Recently I came across a dataset and paper that was rather fascinating:
CINAR I., KOKLU M. and TASDEMIR S., (2020). “Classification of Raisin Grains Using Machine Vision and Artificial Intelligence Methods”, Gazi Journal of Engineering Sciences, vol. 6, no. 3, pp. 200-209, December 2020, DOI: https://doi.org/10.30855/gmbd.2020.03.03.
Researcher had taken photos of raisins in a dark box and then created images of the raisins that were process to be black and white like so:
With the black and white image created in the bottom left. They could then use image processing techniques to generate features like area, perimeter, etc. This simple process generates numbers to describe each raisin. This essentially converts what is ordinarily an image recognition task to a tabular data task. Which is what interested me in the first place.
I am always fascinated when in Machine Learning there is the possibility of converting from one kind of task to another. This opens the door to new approaches. Often I am experimenting with the opposite transformation from tabular data to images but this was a new approach. I tackled it in the Kaggle notebook here.
Using the same number of folds I was able to increase the accuracy with an ADABoost Classifier. The reason this works is that an ADABoost Classifier works by fitting a weak classifier model and then iteratively changing the weights per observation and combining many classifiers to classify in a non-linear way. This proved to be a stronger approach than then the classification strategies they were using.

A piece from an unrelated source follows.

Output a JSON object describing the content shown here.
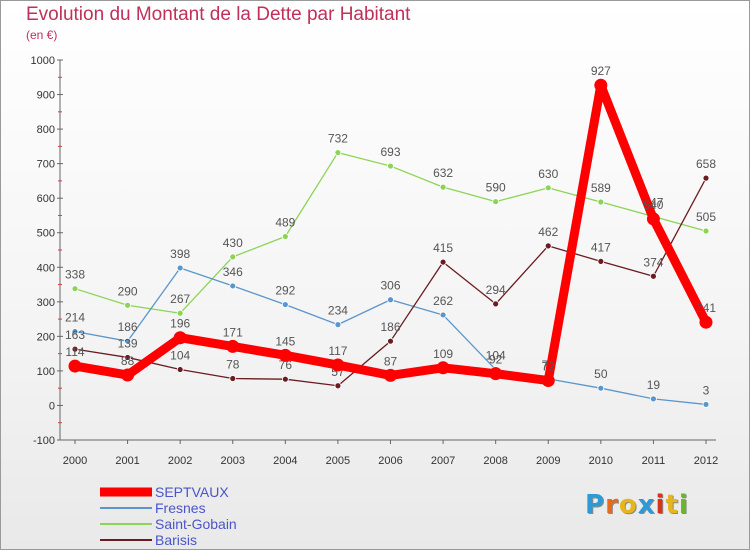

I was able to quickly determine a better classifier than the one used in the paper thanks to Pycaret’s compare_model feature:
You can see the decision boundary here:
I’m glad this dataset was shared and that I was able to achieve the accuracy I did. I’ll keep an eye out if the researchers involved go on to develop more in this area. I’m definitely thankful they shared this with the machine learning community.